There’s a fantastic thread on Quora that’s been grabbing some attention lately. The thread in question, If I haven’t succeeded in my mid 20s, could I be successful in the rest of my life?, hits hard on the human need to be someone special… to be important… to matter.

Of course as you’d expect, the responses were overwhelmingly, “yes, of course your can succeed outside of your 20s.” What I found interesting though were some of the examples of success.
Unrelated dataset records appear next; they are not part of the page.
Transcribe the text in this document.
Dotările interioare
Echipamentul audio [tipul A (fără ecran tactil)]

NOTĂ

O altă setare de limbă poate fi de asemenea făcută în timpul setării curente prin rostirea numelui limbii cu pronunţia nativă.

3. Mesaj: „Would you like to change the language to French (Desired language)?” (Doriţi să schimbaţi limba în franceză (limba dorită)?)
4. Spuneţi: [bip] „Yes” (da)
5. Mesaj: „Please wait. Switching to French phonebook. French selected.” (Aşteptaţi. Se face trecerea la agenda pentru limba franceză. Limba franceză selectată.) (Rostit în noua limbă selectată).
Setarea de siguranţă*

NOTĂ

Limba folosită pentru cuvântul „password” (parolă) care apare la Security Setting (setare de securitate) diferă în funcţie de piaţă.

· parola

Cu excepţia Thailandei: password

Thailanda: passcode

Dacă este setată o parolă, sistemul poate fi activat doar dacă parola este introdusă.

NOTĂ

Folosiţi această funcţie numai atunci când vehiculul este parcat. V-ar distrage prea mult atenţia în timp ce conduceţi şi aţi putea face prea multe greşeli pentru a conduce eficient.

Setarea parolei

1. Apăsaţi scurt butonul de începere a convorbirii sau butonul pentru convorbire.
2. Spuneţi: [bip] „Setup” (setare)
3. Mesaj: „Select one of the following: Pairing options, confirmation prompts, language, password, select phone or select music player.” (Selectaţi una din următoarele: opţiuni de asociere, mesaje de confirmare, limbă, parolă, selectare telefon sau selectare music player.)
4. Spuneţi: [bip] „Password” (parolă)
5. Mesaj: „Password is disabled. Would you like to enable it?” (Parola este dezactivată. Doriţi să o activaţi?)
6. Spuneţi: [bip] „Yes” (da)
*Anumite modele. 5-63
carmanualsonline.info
From edw519 on Hacker News:

Harland “Colonel” Sanders was 62 when he started Kentucky Fried Chicken.

Rodney Dangerfield started writing jokes when he was 15. He finally hit it big when he was 52.

Ray Kroc was 52 when he started McDonalds.

Orville Redenbacher was 58 when he founded his popcorn business.

Ronald Reagan was a B-List actor who was 56 when he became Governor of California and 70 when he became President of the United States.

Grandma Moses was 78 when she started painting.

Tina Turner was 44 when she recorded her first #1 hit.

The entire conversation got me thinking: how do we, as a society, define success? Where’s the line between mediocrity and success? Is there even one?

The truth is this: our obsession with success isn’t the healthiest human habit. I bet fulfillment isn’t possible if someone’s life is entirely motivated by the pursuit of success, rather than the pursuit of passion or pleasure.

Success comes in many forms as well. Some of the most successful people I know don’t have 100,000 Twitter followers or a movie deal, but are extremely happy as small-town parents making an honest living. Their greatest passion are their families and hometown friends.

That’s not to say the pursuit of success is a bad thing; it just shouldn’t be the focus of your life. While you may hope to someday achieve a level of success that will change the world for the better (I know I do), don’t sight of what sparks your passions. If you do that, then success — whatever shape or form it may come in — will follow.